Score for the assignment of the sequence into the desired family based on the family model. Scores are summed from kmer contributions using the family scoring model

in_family

True if in-family assignment is predicted (probability > 0.5); False otherwise.

probability

Probability of in-family assignment. 1.0 = maximum probability for a given sequence’s assignment into a family; 0.0 = lowest probability; 0.5 = equal probability of in-family vs. out-of-family assignment

model

Name of model used to evaluate the sequence

In this example application, the in_family and probability columns are of particular importance to the user. The in_family column tells the user whether a particular input sequence is given an in-family assignment based on the machine learning model which has been previously trained, and the probability informs the user of the in-family assignment probability determined by the same model.

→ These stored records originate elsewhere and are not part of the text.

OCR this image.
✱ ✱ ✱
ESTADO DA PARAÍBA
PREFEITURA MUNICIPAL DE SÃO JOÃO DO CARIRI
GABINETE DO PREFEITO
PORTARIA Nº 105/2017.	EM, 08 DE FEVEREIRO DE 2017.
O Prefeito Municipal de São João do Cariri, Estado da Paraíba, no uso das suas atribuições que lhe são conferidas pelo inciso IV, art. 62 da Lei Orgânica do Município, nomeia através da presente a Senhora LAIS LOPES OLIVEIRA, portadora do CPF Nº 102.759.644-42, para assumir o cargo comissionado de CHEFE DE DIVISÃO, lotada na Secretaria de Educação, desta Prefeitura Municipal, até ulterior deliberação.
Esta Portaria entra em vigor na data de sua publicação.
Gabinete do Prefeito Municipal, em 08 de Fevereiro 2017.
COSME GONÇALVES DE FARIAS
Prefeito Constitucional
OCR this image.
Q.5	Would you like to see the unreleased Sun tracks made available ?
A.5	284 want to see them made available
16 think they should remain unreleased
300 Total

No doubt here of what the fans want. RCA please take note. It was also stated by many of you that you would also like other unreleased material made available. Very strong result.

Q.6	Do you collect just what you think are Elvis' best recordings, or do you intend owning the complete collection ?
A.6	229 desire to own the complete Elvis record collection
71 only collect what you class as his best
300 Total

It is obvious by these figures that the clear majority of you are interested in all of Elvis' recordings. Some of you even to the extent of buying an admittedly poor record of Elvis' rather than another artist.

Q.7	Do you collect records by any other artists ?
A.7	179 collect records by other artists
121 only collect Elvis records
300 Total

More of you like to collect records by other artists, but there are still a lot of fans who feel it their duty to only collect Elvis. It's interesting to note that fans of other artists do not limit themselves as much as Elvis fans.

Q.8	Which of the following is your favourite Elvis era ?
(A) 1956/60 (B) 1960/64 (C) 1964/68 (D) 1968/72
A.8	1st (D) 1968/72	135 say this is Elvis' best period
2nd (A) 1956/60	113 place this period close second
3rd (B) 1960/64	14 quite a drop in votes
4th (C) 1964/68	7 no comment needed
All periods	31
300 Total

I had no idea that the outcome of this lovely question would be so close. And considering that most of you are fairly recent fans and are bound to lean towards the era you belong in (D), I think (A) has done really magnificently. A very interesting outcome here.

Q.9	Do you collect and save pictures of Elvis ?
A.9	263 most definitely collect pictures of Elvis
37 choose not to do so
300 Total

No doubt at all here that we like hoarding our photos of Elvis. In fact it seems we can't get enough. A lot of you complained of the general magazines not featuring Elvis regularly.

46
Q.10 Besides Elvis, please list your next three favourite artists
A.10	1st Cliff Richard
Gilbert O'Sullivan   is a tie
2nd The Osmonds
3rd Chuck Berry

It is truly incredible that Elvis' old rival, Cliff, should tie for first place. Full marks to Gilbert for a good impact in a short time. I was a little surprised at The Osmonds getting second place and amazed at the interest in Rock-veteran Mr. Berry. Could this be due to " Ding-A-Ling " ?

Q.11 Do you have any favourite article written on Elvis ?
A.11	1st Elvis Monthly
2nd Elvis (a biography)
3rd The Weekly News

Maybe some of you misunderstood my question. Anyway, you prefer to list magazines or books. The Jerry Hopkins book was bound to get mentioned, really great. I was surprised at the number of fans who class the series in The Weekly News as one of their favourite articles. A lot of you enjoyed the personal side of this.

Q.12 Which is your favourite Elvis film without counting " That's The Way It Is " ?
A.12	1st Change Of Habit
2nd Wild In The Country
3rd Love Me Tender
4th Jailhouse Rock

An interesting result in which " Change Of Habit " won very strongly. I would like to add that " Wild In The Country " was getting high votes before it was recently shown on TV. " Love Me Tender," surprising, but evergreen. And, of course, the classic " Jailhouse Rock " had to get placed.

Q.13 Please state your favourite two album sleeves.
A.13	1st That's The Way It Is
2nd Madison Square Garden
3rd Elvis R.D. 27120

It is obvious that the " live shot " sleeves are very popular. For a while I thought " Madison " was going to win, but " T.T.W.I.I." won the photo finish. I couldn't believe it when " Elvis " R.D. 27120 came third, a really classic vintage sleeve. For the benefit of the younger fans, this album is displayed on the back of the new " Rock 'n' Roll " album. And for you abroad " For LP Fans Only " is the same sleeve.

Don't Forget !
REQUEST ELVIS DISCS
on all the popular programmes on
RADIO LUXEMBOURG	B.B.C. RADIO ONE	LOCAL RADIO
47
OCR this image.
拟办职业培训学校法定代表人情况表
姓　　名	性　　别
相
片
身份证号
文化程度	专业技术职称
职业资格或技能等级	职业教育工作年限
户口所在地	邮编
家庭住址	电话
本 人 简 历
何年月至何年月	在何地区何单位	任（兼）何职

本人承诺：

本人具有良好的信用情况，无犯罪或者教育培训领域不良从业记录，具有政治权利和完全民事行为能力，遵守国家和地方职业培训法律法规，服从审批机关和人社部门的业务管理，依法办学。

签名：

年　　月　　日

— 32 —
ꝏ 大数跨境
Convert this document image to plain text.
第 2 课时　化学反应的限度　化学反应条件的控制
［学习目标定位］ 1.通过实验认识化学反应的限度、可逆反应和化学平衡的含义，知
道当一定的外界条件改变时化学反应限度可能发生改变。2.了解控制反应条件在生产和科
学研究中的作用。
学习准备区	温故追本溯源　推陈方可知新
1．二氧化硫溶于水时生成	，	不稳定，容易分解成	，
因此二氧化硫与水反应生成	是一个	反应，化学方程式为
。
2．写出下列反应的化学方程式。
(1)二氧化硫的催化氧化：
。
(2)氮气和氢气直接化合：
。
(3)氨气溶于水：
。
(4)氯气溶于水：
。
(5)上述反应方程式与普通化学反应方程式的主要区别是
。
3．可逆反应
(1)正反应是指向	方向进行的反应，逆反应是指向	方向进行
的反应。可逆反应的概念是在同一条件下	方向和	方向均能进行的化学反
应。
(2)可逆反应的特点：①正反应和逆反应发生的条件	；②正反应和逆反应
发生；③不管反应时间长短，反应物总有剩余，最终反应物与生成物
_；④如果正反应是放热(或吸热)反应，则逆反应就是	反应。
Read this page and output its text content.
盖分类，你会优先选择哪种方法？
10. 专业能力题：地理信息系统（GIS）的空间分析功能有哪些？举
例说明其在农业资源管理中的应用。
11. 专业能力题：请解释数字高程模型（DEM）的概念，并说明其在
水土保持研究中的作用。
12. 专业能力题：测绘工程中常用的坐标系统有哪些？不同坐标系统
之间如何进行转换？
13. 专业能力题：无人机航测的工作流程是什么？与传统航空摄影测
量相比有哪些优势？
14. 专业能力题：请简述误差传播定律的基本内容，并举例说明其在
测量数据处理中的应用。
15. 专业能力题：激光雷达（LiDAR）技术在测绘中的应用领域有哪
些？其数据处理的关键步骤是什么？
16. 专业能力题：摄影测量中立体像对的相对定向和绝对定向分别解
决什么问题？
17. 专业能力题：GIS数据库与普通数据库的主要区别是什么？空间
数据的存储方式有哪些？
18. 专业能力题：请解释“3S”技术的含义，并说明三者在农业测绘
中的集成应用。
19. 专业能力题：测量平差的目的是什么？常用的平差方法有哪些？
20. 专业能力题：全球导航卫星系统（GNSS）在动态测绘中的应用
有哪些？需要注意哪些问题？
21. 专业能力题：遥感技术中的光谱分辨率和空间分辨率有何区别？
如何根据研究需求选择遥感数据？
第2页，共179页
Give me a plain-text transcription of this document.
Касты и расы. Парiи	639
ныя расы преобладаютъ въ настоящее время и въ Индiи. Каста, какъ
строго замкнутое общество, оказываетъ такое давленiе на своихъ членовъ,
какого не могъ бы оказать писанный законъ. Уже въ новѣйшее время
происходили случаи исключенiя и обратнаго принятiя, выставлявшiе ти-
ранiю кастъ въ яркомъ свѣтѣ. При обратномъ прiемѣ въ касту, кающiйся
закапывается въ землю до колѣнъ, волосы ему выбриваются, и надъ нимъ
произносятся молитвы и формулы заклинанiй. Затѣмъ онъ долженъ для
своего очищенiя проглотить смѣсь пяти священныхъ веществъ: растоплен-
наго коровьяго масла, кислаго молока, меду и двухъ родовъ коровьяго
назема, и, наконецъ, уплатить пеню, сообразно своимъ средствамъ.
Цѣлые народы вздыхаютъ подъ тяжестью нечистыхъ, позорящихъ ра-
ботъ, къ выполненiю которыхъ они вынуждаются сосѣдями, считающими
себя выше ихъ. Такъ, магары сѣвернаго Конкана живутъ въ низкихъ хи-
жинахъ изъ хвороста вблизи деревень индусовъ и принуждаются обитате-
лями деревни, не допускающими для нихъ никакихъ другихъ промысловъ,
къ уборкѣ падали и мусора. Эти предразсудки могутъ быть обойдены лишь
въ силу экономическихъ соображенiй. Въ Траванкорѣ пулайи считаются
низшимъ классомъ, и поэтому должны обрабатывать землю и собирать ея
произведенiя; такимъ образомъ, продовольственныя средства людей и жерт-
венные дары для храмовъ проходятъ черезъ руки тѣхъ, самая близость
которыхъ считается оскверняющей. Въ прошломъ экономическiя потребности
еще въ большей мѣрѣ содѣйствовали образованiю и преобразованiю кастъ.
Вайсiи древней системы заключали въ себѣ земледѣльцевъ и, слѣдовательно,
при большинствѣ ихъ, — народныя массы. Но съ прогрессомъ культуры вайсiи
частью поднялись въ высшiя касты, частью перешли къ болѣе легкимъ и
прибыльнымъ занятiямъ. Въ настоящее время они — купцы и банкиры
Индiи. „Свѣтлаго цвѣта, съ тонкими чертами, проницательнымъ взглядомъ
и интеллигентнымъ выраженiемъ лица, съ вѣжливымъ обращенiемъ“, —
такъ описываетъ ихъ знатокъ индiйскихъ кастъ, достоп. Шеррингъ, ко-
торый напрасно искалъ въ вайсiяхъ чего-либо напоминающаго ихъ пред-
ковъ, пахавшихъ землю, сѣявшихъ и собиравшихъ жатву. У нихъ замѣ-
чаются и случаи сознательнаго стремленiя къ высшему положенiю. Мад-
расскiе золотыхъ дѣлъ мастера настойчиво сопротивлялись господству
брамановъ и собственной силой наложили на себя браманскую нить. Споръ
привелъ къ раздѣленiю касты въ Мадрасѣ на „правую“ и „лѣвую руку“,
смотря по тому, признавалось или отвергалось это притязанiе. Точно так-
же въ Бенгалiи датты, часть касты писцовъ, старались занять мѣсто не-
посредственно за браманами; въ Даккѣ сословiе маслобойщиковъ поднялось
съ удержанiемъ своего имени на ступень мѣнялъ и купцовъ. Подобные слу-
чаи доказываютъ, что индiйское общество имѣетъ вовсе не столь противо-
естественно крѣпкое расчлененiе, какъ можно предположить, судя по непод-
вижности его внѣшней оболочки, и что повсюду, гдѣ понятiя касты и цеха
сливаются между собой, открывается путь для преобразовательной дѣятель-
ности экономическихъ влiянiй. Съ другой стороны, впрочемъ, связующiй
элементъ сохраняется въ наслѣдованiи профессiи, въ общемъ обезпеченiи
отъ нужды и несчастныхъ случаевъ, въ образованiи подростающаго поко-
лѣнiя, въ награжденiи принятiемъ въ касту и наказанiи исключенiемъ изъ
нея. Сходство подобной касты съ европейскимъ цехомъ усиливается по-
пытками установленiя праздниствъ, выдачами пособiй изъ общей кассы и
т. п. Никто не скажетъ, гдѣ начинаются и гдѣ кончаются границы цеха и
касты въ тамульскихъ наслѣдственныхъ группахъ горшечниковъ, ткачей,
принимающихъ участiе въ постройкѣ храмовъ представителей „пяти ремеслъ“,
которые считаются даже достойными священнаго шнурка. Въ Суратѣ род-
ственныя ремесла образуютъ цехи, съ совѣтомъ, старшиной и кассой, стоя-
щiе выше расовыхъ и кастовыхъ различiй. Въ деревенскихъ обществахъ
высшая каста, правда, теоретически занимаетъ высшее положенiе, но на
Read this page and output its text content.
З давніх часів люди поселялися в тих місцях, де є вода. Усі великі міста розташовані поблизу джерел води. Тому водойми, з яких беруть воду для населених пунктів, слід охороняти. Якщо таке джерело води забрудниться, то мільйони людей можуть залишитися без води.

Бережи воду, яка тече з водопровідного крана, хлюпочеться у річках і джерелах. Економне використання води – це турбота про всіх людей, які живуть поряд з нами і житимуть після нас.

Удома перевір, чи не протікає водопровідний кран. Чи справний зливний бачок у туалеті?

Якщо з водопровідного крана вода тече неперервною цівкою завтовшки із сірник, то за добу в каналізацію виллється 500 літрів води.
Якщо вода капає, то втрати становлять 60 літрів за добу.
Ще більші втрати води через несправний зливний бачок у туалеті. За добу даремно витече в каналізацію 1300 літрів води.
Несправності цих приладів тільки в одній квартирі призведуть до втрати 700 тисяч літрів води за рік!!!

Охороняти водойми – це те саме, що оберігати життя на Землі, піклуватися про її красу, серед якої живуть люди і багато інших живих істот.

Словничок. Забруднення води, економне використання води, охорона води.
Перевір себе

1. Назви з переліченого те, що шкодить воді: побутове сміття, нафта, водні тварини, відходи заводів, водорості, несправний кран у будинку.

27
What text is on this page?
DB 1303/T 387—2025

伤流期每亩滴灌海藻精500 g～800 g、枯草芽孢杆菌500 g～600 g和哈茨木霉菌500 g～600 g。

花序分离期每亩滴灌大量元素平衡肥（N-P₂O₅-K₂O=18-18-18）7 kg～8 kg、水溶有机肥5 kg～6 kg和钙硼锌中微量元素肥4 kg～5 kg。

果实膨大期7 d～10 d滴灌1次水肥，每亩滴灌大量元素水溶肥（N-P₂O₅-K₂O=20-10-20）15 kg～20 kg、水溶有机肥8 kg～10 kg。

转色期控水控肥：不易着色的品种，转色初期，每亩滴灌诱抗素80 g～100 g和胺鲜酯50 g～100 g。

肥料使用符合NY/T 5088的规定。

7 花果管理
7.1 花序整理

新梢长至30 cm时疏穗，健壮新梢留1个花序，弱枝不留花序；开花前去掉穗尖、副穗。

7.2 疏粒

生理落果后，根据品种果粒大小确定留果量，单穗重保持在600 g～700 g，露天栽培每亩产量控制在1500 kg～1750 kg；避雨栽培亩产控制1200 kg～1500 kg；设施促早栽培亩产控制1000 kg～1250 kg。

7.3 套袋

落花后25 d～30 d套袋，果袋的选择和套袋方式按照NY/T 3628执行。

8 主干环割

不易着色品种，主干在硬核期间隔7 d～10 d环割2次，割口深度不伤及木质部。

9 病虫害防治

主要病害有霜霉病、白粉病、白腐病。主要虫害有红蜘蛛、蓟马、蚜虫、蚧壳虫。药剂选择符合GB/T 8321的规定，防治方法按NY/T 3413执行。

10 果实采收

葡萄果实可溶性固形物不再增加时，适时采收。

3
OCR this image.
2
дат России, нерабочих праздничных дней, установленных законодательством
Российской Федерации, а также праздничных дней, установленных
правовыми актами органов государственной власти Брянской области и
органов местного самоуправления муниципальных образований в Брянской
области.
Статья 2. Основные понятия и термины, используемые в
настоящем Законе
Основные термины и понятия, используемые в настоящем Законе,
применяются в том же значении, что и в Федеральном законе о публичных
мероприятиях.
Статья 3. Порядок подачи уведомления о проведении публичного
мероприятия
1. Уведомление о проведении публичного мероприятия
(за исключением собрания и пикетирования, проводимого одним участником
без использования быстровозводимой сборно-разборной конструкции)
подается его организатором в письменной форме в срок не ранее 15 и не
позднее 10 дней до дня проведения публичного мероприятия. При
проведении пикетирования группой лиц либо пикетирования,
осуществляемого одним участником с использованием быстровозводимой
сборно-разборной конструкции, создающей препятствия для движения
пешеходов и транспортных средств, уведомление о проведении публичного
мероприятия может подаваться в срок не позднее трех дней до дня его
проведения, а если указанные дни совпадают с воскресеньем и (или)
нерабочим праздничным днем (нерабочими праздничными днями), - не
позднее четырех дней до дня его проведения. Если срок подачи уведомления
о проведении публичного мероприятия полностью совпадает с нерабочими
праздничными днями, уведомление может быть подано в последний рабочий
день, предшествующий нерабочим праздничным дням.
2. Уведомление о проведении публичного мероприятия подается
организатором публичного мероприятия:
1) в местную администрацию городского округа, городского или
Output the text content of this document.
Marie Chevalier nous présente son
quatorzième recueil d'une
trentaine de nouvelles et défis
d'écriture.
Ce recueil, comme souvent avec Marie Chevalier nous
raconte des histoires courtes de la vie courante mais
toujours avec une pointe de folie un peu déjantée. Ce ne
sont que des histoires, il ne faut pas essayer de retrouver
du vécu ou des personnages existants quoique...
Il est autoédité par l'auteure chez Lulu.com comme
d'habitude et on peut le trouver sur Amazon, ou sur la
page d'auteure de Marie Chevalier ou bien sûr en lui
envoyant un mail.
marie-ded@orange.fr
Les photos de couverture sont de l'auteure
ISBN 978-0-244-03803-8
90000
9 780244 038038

In the case of the demo files, since all of the sequences above belong to the given family, and by design of the demo were also the families used to train the family model, the sequences all have relatively high probabilities and consistently do get assigned to the protein family. However, in this demonstration, we hope it is apparent to the user how trained protein family models can be applied to a new sequence set and the resulting snekmer search results evaluated.

Conclusion

In conclusion, we have demonstrated Snekmer’s utility across 3 potential operating models (cluster, model, and search). We hope this tutorial provides useful information to users regarding applying Snekmer to their own sequence sets and interpreting results from Snekmer.